Vienna. Apr. 5 (SANA) Amid unprecedented turmoil in the global energy market driven by the escalation of the US-Israeli war on Iran, the OPEC+ alliance has found itself facing a new economic reality, prompting it to approve a theoretical increase in oil production for May by 206,000 barrels per day.
The alliance, which includes the Organization of the Petroleum Exporting Countries (OPEC) and other partners, agreed in principle to raise output next month. However, according to Reuters, the increase is largely on paper due to the inability of key member states to boost production amid the ongoing war in the Middle East.

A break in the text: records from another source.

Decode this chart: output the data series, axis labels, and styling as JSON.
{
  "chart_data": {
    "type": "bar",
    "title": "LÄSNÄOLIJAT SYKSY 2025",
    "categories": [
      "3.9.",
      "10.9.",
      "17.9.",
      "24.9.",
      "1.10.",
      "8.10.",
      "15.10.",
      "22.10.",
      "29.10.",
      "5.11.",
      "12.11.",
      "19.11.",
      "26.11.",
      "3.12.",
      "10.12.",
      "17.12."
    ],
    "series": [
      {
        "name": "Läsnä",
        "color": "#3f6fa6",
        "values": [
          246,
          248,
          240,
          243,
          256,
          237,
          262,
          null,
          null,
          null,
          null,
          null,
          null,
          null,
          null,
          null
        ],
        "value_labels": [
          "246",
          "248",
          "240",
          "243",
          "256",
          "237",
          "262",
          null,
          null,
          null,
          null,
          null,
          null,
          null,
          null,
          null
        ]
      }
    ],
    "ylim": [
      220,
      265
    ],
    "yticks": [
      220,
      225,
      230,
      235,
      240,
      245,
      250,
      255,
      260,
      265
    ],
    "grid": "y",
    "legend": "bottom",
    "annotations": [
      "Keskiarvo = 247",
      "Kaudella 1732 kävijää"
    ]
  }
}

The decision comes as the world faces what is described as the largest oil supply disruption ever recorded, with growing concerns that the global economy may enter a phase of compounded pressure marked by rising prices, accelerating inflation, disrupted supply chains, and escalating geopolitical risks that increasingly dictate market movements.
A Theoretical Increase
While the OPEC+ decision aims to address the unprecedented supply disruption and mounting fears of global economic strain, energy experts say it remains largely theoretical for two main reasons.

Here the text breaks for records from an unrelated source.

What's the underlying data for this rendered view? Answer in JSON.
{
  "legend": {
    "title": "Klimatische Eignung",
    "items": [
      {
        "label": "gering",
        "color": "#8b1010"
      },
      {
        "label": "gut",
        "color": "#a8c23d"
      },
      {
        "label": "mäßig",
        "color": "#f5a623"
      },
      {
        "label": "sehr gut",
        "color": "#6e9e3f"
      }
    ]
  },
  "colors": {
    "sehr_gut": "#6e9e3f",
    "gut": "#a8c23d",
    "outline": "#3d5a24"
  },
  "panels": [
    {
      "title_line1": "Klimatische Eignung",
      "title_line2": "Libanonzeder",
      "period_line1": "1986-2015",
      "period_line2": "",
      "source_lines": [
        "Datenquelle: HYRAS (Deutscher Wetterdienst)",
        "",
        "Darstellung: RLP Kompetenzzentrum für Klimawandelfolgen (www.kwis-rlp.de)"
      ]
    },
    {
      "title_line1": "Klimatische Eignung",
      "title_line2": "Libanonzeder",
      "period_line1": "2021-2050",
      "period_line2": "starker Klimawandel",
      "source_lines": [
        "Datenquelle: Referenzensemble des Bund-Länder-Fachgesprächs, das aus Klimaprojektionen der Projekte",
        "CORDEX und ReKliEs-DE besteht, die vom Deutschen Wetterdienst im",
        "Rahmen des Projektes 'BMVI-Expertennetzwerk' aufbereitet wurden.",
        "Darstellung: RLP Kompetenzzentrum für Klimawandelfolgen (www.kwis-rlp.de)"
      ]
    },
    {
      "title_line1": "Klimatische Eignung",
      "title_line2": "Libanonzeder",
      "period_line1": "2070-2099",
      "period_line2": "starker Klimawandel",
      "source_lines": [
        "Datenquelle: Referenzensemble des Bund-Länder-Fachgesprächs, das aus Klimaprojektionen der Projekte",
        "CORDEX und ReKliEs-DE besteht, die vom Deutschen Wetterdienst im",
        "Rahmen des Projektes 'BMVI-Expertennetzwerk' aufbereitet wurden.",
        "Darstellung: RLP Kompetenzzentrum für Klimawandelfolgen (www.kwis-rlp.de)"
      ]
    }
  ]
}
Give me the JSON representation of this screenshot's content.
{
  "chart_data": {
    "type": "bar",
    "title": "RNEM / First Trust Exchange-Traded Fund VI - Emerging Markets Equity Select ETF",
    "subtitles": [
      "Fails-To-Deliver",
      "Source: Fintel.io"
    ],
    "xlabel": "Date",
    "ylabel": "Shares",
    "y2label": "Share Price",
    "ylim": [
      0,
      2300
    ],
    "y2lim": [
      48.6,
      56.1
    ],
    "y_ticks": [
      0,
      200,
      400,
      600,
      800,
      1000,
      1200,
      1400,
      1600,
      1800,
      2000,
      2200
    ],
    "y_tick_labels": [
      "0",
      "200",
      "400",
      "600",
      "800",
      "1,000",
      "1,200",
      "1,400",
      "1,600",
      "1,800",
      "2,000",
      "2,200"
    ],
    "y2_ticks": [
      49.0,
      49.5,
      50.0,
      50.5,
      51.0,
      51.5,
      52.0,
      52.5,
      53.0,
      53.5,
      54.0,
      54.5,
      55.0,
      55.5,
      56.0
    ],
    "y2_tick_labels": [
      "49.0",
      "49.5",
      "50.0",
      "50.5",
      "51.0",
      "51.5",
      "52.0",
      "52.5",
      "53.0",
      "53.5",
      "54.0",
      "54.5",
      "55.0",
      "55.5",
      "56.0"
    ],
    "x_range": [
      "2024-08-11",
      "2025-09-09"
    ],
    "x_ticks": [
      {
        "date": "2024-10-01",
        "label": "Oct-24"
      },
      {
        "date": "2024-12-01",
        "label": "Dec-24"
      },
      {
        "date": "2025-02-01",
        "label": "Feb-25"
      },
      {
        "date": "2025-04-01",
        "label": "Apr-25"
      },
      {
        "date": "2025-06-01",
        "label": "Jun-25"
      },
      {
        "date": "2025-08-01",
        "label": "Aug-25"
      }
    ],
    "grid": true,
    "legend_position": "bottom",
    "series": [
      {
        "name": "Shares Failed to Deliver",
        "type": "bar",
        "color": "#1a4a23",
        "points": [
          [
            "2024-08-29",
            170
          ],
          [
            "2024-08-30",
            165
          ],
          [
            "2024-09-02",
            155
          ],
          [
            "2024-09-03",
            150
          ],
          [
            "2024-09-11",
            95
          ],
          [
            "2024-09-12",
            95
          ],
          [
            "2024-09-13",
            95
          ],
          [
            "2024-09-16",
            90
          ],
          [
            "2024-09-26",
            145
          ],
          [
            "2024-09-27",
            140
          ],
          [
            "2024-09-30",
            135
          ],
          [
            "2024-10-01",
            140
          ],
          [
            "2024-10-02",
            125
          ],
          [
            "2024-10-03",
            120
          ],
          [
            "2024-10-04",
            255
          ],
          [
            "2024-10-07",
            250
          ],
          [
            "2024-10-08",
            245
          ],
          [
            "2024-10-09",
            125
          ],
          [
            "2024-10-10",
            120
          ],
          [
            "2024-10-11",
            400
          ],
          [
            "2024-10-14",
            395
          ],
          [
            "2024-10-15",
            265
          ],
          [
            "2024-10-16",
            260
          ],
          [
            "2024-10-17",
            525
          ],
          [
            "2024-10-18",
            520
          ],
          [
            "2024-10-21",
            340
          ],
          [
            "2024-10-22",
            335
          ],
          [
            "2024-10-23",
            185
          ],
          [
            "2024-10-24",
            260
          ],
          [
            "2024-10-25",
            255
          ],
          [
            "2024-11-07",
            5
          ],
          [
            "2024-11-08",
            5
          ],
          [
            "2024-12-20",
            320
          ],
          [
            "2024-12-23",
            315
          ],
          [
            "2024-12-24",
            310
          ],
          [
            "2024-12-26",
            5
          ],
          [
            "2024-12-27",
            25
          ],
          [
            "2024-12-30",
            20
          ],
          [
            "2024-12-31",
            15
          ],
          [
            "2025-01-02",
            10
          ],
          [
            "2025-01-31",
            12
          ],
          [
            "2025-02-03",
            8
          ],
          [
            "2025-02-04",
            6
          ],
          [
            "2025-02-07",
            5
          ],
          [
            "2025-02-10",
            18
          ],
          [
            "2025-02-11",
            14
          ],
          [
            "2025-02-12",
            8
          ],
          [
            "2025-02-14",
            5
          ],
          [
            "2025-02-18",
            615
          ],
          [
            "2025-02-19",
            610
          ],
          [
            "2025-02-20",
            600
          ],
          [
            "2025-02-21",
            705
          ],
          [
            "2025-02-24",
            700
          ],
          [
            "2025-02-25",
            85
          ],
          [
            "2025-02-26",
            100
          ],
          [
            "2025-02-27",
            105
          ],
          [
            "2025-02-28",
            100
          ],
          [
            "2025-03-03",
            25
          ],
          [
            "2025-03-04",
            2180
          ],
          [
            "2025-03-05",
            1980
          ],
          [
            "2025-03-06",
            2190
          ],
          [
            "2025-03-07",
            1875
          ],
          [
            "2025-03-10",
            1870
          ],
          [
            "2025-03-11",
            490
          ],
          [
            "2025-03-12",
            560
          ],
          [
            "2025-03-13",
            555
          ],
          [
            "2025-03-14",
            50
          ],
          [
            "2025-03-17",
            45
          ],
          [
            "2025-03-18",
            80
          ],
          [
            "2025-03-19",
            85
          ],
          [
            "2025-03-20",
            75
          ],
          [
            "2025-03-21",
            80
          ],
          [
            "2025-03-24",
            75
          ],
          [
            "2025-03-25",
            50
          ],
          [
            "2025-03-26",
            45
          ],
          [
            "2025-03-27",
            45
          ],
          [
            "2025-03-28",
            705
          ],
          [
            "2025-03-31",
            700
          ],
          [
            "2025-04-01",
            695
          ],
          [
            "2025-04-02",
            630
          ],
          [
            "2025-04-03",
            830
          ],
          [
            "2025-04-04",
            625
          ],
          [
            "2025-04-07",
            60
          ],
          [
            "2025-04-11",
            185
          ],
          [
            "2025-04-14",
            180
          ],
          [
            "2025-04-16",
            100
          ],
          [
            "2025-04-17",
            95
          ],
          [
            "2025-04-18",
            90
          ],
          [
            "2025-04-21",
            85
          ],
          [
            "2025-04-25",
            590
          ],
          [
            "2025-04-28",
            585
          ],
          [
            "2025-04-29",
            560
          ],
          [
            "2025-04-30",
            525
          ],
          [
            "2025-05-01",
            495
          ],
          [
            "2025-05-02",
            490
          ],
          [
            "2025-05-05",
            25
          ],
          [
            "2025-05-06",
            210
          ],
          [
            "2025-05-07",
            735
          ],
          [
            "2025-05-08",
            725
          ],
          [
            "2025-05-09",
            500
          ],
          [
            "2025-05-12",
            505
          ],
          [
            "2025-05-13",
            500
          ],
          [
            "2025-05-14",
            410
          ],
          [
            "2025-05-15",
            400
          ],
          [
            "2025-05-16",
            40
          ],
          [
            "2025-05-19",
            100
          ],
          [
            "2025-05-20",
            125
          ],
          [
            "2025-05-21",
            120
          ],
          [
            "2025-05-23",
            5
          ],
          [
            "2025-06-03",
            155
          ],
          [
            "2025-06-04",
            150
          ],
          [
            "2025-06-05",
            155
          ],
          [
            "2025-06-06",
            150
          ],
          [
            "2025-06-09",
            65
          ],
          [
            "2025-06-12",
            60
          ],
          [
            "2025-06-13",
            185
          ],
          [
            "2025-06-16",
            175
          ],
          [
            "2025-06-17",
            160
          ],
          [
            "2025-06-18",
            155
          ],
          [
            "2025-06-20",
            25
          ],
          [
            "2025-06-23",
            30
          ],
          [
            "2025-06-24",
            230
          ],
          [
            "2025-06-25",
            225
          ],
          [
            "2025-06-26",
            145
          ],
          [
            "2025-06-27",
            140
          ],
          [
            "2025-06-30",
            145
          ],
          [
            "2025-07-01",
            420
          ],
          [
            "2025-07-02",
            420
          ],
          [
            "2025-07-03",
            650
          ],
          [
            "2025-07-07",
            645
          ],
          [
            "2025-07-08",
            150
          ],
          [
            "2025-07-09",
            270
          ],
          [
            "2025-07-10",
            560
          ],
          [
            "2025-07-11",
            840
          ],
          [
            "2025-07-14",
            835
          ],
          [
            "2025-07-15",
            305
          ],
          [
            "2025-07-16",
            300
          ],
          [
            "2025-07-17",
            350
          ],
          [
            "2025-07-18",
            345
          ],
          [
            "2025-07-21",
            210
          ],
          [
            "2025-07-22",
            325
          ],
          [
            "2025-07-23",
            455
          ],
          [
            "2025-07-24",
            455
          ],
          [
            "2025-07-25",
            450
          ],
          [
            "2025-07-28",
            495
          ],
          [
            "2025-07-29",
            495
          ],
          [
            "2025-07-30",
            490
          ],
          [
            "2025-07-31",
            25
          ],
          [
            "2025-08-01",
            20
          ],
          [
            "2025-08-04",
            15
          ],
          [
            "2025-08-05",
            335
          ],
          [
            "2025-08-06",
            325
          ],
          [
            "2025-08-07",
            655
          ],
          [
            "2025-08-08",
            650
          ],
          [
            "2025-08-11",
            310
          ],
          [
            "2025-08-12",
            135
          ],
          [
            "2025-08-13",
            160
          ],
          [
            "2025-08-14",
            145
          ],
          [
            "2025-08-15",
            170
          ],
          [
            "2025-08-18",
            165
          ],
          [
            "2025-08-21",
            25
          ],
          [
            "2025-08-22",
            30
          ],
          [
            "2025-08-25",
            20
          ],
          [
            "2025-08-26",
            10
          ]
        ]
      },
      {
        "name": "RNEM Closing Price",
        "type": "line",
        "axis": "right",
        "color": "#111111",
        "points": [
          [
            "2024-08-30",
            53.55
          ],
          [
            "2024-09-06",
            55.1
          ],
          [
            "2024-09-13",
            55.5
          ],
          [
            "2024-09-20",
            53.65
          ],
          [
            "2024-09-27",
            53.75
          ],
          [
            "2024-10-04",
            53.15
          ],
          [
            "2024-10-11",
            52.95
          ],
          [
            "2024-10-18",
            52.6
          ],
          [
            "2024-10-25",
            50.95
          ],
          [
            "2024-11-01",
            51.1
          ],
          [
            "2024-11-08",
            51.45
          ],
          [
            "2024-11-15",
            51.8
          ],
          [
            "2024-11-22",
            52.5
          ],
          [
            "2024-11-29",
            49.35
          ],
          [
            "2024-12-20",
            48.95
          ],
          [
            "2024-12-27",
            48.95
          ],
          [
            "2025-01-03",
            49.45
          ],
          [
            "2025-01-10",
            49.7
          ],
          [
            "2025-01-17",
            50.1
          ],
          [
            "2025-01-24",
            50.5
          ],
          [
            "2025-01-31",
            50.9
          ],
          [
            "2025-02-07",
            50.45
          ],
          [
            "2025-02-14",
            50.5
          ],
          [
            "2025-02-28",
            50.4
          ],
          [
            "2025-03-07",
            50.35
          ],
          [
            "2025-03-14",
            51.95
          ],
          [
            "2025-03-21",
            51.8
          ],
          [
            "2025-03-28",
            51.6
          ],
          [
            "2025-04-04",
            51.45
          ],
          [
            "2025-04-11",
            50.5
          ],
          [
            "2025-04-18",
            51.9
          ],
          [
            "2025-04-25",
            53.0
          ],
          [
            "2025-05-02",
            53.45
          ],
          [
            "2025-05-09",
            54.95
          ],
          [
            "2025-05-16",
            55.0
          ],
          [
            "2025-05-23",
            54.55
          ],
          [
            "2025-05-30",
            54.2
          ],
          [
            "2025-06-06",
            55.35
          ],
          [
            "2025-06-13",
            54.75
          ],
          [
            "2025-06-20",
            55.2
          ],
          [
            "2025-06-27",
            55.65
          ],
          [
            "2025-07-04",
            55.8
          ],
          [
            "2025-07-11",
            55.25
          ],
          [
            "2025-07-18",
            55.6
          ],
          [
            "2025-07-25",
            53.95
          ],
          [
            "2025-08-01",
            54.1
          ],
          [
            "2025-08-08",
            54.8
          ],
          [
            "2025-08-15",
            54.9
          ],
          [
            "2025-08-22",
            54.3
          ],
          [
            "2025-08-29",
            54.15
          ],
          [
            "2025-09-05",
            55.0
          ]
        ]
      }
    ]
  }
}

The first is the effective closure of the Strait of Hormuz since late February, preventing Gulf states from exporting additional production.
The second is the damage inflicted on infrastructure in Saudi Arabia, the UAE, Kuwait, and Iraq due to Iranian missile and drone attacks. Other OPEC+ members, such as Russia, are also unable to raise output due to sanctions and the impact of the war in Ukraine.
Largest Supply Disruption
Gulf officials have indicated that restoring normal oil production levels could take months, even if the war ends and the strait reopens immediately.

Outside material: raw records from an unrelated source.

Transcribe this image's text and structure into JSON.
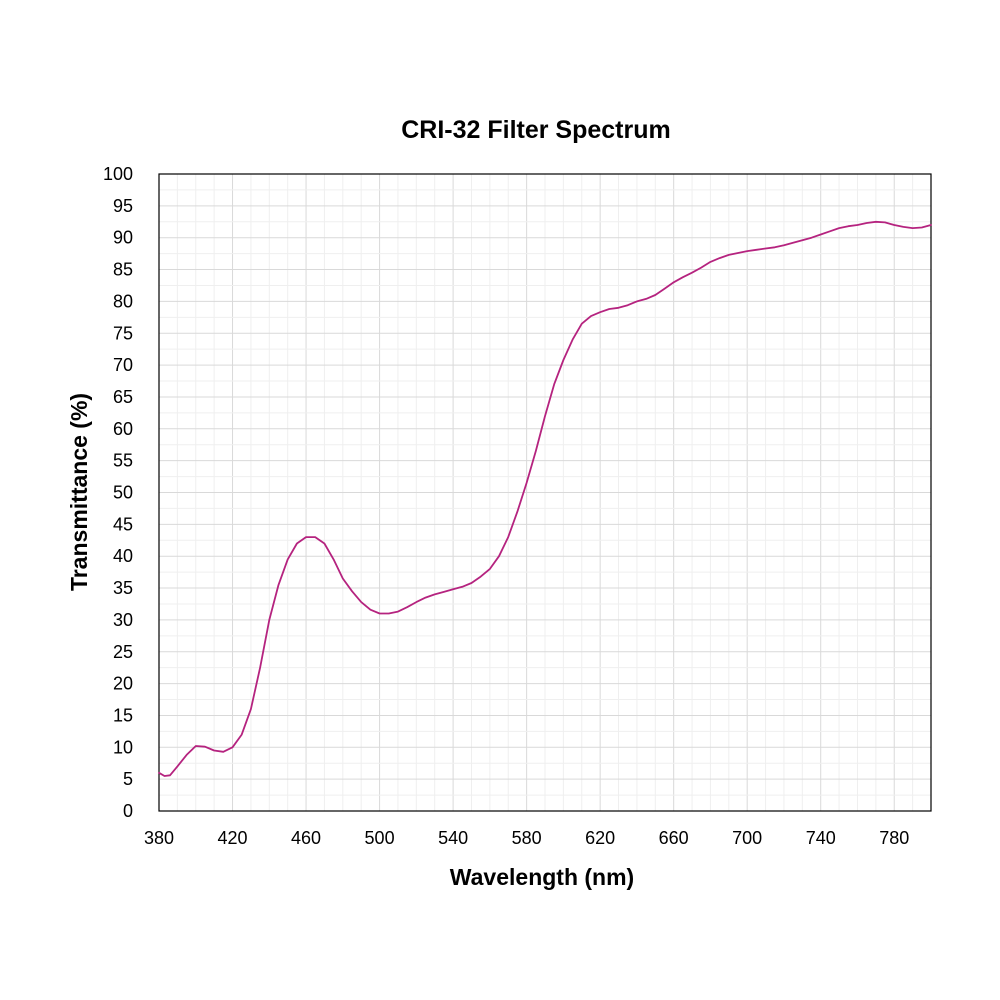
{
  "chart_data": {
    "type": "line",
    "title": "CRI-32 Filter Spectrum",
    "xlabel": "Wavelength (nm)",
    "ylabel": "Transmittance (%)",
    "xlim": [
      380,
      800
    ],
    "ylim": [
      0,
      100
    ],
    "xticks": [
      380,
      420,
      460,
      500,
      540,
      580,
      620,
      660,
      700,
      740,
      780
    ],
    "yticks": [
      0,
      5,
      10,
      15,
      20,
      25,
      30,
      35,
      40,
      45,
      50,
      55,
      60,
      65,
      70,
      75,
      80,
      85,
      90,
      95,
      100
    ],
    "grid": true,
    "legend": "none",
    "series": [
      {
        "color": "#b5237f",
        "x": [
          380,
          383,
          386,
          390,
          395,
          400,
          405,
          410,
          415,
          420,
          425,
          430,
          435,
          440,
          445,
          450,
          455,
          460,
          465,
          470,
          475,
          480,
          485,
          490,
          495,
          500,
          505,
          510,
          515,
          520,
          525,
          530,
          535,
          540,
          545,
          550,
          555,
          560,
          565,
          570,
          575,
          580,
          585,
          590,
          595,
          600,
          605,
          610,
          615,
          620,
          625,
          630,
          635,
          640,
          645,
          650,
          655,
          660,
          665,
          670,
          675,
          680,
          685,
          690,
          695,
          700,
          705,
          710,
          715,
          720,
          725,
          730,
          735,
          740,
          745,
          750,
          755,
          760,
          765,
          770,
          775,
          780,
          785,
          790,
          795,
          800
        ],
        "y": [
          6.0,
          5.5,
          5.6,
          7.0,
          8.8,
          10.2,
          10.1,
          9.5,
          9.3,
          10.0,
          12.0,
          16.0,
          22.5,
          30.0,
          35.5,
          39.5,
          42.0,
          43.0,
          43.0,
          42.0,
          39.5,
          36.5,
          34.5,
          32.8,
          31.6,
          31.0,
          31.0,
          31.3,
          32.0,
          32.8,
          33.5,
          34.0,
          34.4,
          34.8,
          35.2,
          35.8,
          36.8,
          38.0,
          40.0,
          43.0,
          47.0,
          51.5,
          56.5,
          62.0,
          67.0,
          70.8,
          74.0,
          76.5,
          77.7,
          78.3,
          78.8,
          79.0,
          79.4,
          80.0,
          80.4,
          81.0,
          82.0,
          83.0,
          83.8,
          84.5,
          85.3,
          86.2,
          86.8,
          87.3,
          87.6,
          87.9,
          88.1,
          88.3,
          88.5,
          88.8,
          89.2,
          89.6,
          90.0,
          90.5,
          91.0,
          91.5,
          91.8,
          92.0,
          92.3,
          92.5,
          92.4,
          92.0,
          91.7,
          91.5,
          91.6,
          92.0
        ]
      }
    ]
  }
}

More than a month after the outbreak of the conflict, estimates suggest the world is facing the largest oil supply disruption in history, ranging between 12 and 15 million barrels per day, or up to 15 percent of global supply.
This disruption has pushed Brent crude prices to a four-year high, nearing $120 per barrel, while J.P.Morgan warned prices could exceed $150 if the Strait of Hormuz remains closed until mid-May.
Concerns Over Energy Facilities
The Joint Ministerial Monitoring Committee of OPEC+ expressed concern during its meeting on Sunday over Iranian attacks on energy facilities, noting that repairs would be costly and time-consuming, further impacting supplies.
As the repercussions of the Strait of Hormuz closure deepen for global energy markets and the broader economy, international efforts are accelerating to contain the war’s impact, ranging from calls for direct defensive military action to initiatives favoring enhanced political and security coordination.